The per-feature weights it incorporates let us emphasize that certain features are better predictors of a match than others. The least predictive feature is developer-kind, so it is given a weight of one, while technologies and tag matches have weights of two and three because they are roughly two and three times as predictive, respectively. We determined the weight for each feature with experiments in which each feature was used alone to target ads, then compared the relative improvement observed for each feature. These weights also matched our intuition; it makes sense that being a Full Stack Web Developer instead of a Back End Web Developer doesn’t matter as much as being unfamiliar with the technology stack, which itself isn’t as significant as lacking the domain knowledge implied by a particular tag.

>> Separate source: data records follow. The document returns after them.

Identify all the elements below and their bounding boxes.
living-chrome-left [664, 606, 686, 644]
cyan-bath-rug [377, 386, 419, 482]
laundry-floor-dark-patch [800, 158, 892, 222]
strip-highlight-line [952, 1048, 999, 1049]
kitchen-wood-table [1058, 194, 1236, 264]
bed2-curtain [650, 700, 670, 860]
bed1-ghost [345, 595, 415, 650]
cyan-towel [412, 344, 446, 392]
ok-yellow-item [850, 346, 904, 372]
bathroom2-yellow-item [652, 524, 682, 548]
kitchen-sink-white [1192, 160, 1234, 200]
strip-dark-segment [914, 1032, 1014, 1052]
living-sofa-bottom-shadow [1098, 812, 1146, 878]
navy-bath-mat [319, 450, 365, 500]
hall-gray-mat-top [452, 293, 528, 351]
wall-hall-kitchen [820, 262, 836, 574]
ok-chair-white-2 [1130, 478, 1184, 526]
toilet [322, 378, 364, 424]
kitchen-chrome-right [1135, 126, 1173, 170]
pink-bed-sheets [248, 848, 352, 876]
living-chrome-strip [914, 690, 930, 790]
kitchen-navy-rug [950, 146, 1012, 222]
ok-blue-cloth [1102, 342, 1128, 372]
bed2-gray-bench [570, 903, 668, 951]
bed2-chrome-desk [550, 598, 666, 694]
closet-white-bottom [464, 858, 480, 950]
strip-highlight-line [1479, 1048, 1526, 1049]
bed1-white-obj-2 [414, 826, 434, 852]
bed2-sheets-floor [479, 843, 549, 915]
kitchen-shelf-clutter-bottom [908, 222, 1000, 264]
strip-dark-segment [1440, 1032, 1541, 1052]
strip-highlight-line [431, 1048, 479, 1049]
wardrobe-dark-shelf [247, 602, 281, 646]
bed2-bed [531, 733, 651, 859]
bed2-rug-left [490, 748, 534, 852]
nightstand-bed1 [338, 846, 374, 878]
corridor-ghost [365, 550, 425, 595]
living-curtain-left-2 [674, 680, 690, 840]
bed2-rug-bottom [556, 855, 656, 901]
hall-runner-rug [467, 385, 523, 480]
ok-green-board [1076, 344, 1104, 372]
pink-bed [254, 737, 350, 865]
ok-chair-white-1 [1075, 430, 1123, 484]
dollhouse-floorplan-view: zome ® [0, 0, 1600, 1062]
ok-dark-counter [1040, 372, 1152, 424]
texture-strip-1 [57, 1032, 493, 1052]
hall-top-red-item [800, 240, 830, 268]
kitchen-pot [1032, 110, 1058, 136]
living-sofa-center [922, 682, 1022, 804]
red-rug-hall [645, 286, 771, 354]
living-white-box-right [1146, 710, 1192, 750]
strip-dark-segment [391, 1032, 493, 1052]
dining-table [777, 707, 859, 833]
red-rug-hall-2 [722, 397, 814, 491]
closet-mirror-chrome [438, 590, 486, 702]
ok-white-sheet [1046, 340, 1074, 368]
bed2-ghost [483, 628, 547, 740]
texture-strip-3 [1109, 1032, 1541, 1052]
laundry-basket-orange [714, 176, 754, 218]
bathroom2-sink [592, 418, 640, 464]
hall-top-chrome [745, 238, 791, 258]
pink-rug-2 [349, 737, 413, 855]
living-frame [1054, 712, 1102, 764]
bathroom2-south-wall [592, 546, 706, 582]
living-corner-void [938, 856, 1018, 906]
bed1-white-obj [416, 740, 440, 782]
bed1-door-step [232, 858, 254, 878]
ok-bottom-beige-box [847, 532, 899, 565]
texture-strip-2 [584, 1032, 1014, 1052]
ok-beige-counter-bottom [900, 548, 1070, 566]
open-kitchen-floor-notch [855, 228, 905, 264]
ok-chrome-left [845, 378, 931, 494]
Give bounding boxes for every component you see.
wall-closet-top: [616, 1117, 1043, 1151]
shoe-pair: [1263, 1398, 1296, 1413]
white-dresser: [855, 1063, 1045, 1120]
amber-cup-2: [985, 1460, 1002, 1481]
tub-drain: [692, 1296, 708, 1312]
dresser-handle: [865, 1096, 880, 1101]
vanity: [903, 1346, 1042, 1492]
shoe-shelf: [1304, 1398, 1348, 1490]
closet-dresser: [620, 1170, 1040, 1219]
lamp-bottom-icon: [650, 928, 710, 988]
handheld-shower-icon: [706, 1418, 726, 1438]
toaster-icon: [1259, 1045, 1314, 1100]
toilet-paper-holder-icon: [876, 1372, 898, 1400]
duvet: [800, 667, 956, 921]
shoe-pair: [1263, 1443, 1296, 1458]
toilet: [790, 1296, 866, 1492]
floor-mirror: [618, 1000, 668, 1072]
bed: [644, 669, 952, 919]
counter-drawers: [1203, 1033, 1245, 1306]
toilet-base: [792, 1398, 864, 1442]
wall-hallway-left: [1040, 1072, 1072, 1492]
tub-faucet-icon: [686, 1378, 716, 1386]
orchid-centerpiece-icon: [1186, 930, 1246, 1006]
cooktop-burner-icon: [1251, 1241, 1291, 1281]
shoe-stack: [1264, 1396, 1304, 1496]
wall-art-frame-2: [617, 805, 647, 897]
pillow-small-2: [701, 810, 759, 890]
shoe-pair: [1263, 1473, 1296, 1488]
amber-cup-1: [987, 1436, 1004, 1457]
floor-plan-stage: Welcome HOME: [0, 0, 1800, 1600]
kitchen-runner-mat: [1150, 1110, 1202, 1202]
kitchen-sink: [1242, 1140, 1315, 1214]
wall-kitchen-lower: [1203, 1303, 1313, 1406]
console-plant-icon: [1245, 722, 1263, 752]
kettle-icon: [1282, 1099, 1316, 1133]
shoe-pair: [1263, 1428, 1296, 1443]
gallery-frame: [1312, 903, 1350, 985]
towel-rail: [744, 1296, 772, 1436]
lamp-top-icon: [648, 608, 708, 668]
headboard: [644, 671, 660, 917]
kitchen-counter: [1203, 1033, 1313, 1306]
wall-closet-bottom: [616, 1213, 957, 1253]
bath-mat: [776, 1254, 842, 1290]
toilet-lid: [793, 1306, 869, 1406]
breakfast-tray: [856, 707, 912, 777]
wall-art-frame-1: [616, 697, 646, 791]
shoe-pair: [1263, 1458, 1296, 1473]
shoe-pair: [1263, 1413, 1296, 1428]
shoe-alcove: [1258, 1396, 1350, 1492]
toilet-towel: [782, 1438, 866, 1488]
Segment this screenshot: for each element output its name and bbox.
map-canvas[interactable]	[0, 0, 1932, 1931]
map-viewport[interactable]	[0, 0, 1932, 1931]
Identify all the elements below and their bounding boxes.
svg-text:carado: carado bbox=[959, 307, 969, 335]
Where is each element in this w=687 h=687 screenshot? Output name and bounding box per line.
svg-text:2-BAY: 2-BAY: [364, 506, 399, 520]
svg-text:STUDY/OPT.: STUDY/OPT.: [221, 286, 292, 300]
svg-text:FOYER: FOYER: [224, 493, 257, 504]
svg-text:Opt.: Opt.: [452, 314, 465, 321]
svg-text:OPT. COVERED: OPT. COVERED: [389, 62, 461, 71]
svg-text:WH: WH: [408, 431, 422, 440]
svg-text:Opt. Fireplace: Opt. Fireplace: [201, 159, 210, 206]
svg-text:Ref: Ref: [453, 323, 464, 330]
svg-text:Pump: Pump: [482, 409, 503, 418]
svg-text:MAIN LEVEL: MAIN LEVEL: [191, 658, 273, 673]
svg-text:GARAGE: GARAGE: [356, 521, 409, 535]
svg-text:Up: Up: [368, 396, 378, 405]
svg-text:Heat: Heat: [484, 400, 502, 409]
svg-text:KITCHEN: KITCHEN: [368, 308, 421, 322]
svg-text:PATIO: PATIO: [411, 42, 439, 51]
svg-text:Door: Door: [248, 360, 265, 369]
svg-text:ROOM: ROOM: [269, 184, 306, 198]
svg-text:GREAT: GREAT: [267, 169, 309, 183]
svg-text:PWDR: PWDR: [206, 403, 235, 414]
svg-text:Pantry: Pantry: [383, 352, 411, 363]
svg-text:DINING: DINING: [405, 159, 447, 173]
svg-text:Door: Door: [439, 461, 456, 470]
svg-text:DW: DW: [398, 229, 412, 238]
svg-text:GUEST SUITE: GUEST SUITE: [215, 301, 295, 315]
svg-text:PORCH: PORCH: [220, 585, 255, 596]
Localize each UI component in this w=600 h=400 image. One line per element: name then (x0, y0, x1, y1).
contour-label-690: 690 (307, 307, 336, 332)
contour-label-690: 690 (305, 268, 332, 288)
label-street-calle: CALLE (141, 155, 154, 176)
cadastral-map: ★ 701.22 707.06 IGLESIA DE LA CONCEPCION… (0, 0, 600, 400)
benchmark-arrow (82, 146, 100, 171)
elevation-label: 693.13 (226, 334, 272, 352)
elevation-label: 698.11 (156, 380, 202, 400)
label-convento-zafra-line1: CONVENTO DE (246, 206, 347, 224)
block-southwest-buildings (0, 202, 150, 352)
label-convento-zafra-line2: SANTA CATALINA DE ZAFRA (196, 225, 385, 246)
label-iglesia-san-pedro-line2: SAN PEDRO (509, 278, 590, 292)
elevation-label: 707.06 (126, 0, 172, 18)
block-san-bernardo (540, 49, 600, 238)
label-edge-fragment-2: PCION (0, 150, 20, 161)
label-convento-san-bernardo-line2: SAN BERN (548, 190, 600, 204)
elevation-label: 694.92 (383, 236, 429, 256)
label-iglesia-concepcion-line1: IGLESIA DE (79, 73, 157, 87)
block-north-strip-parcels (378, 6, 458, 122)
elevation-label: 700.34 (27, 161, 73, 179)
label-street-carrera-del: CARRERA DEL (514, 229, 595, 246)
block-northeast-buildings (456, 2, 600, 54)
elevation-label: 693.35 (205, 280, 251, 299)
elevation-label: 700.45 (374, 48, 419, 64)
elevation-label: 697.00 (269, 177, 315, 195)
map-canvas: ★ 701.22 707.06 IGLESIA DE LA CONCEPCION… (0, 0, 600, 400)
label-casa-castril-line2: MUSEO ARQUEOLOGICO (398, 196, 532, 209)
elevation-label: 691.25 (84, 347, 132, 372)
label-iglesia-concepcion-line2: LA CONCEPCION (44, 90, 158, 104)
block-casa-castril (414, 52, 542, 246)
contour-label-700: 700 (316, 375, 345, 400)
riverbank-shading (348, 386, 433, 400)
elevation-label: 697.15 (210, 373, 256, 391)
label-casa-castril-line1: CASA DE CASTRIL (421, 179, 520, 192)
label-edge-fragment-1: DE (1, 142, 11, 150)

Once we tested this algorithm and determined it worked, we had to decide what to do when it didn’t have enough information to make any intelligent predictions. This can happen in two cases: if we know nothing about the user (if they’re brand new, or have opted-out of Providence), and if we know nothing about the job (it may be a crazy outlier, badly entered, or just plain a bad job). In both cases we decided to predict a low, but non-zero, default value; this means that an “empty” person will still get a reasonable mix of jobs and that an “empty” job will still get some exposure. This default value was selected by randomly sampling people and averaging how well they match all the non-empty jobs we’ve ever seen, then adjusting that average down by one standard deviation. In practice, this means the default ranks somewhere between 30% and 50% of the non-empty matches calculated for most users.
There were a few non-Providence concerns to handle after nailing down this algorithm before we could ship the final product. We needed to constrain ads geographically, chose a subset of ads based on their predicted weights, and serve the actual ads on Stack Overflow. All of these were left to our ad server team, and dealt with without resorting to any machine learning trickery.